More and more Americans believe that poverty is caused by circumstances that are beyond poor people's control, according to an NYC News/Wall Street Journal poll.
This shows a change in public opinion from 20 years ago, when the majority of poll respondents said that poverty was caused by "people not doing enough." Now 47 percent of respondents say that poverty is due to other factors, out of the individual's control.
America's struggle to recover from the recession has dropped more people into poverty. Before the Great Recession in 2007, the poverty rate was 12.5. Now it's 15 percent, and 50 million Americans live below the poverty line, which the federal government defines as $23,850 for a family of four, according to the Department of Health and Human Services.

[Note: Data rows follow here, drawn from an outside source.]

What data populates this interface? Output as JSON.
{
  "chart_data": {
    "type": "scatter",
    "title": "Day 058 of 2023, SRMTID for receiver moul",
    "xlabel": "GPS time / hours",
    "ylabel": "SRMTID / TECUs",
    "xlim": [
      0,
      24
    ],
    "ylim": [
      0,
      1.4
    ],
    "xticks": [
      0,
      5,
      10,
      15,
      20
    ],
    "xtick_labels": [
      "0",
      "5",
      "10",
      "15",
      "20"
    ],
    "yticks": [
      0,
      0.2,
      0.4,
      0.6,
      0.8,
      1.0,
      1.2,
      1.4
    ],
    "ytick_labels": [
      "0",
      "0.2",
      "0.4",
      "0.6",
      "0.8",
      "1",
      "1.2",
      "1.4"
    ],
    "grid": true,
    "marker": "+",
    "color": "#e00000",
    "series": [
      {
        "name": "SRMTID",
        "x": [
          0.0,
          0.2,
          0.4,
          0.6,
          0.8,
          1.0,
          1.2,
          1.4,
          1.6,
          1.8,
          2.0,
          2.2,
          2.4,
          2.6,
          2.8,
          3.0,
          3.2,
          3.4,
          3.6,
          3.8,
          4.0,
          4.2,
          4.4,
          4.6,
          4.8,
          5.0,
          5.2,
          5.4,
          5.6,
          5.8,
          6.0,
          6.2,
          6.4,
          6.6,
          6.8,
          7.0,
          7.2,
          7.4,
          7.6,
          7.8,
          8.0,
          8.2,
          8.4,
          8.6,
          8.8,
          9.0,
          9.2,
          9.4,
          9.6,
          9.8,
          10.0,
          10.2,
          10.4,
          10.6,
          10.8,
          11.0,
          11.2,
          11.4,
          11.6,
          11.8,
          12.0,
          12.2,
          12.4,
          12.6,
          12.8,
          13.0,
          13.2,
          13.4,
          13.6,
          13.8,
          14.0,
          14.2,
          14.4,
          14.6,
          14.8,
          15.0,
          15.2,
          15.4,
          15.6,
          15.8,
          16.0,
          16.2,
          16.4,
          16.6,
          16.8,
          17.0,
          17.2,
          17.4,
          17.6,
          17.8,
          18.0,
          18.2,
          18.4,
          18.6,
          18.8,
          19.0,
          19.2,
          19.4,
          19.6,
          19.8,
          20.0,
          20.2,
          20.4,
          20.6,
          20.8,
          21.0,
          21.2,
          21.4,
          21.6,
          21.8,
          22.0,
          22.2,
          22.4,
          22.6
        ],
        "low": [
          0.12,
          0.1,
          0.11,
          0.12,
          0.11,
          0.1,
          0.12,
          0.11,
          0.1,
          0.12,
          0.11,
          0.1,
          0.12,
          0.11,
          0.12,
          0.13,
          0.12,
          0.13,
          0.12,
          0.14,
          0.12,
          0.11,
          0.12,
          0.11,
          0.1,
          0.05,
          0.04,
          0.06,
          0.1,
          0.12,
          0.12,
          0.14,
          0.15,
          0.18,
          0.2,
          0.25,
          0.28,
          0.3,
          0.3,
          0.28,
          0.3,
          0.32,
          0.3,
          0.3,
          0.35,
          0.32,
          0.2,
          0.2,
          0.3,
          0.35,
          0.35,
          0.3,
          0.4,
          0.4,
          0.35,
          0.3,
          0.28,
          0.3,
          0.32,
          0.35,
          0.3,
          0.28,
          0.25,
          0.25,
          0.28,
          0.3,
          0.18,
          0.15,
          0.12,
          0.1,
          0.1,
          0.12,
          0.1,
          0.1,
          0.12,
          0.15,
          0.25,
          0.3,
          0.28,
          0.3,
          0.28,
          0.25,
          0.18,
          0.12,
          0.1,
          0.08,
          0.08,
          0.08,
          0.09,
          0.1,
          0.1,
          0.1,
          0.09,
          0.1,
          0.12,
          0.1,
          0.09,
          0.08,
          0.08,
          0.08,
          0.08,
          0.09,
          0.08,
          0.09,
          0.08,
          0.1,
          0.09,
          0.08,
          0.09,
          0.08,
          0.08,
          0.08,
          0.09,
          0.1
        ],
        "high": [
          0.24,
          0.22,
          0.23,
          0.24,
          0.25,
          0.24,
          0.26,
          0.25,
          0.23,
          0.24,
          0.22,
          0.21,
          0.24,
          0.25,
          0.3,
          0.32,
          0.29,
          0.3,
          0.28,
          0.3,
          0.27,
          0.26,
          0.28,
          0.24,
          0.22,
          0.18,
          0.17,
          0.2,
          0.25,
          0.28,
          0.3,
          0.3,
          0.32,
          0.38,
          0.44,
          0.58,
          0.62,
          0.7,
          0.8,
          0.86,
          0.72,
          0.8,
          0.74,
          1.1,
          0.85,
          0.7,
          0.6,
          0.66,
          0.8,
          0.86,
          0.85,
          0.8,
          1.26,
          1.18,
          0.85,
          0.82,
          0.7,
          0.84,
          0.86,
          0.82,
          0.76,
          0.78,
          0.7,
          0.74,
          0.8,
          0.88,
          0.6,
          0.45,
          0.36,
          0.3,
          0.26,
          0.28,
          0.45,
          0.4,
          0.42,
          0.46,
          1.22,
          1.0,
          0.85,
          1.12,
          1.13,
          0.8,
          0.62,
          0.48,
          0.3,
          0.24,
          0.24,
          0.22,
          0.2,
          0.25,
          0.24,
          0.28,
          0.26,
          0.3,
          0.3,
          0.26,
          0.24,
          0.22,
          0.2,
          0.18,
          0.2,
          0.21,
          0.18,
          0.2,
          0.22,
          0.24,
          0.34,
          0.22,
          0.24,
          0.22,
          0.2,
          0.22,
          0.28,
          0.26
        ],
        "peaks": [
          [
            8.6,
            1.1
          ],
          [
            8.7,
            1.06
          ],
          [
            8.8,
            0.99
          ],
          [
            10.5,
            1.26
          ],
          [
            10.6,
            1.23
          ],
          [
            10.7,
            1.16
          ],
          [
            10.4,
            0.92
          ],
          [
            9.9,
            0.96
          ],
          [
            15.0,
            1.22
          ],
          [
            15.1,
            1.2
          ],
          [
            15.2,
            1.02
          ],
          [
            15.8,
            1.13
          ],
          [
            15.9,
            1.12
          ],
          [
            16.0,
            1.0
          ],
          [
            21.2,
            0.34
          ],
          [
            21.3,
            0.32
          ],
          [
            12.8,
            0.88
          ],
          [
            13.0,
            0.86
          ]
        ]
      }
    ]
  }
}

“In hard economic times, people become more sympathetic to the poor,” Martin Gilens, a political scientist at Princeton University, told NBC. “In 1995, we were in a period of economic expansion. Even the less well-off benefitted considerably. Now we’re in the most visible period of dire economic circumstances for Americans. If you look around and you see that there’s high unemployment and a generally poor economy, you’re more likely to explain poverty through those factors.”
A recent Pew Research study indicates that a majority of Americans believe that "today the rich really do get richer and the poor get poorer," and 35 percent of Americans agreed that “hard work offers little guarantee of success.”
While attitudes are softening around the causes of poverty, they do break down differently by political affiliation and gender. In the Pew poll, Democrats were more than twice as likely to say that poverty is out of an individual's control — at more than 60 percent — while the same was true of 27 percent of Republicans. More than half of women said that poverty was due to outside forces, compared to under 40 percent for men.
White Republican men are still more likely to believe that poverty is due to lack of individual effort, but even that group is becoming more sympathetic, according to the poll results.
Interestingly, Pew results show little shift in public opinion about government spending on poverty and safety net programs. Instead, most respondents favored job creation and equal educational opportunity as ways to close the growing gap between rich and poor. Respondents also pointed to the minimum wage, which pays an annual salary of $15,000 a year for full-time workers — not enough to rise above the poverty level.
“Without a good education, and without family money to support young people, it’s hard to get ahead,” Donna Myers, 61, a conservative independent who works as an insurance agent in rural North Carolina and earned a college degree well into adulthood, told NBC. “If you are born into a social economic group, you pretty much maintain that.”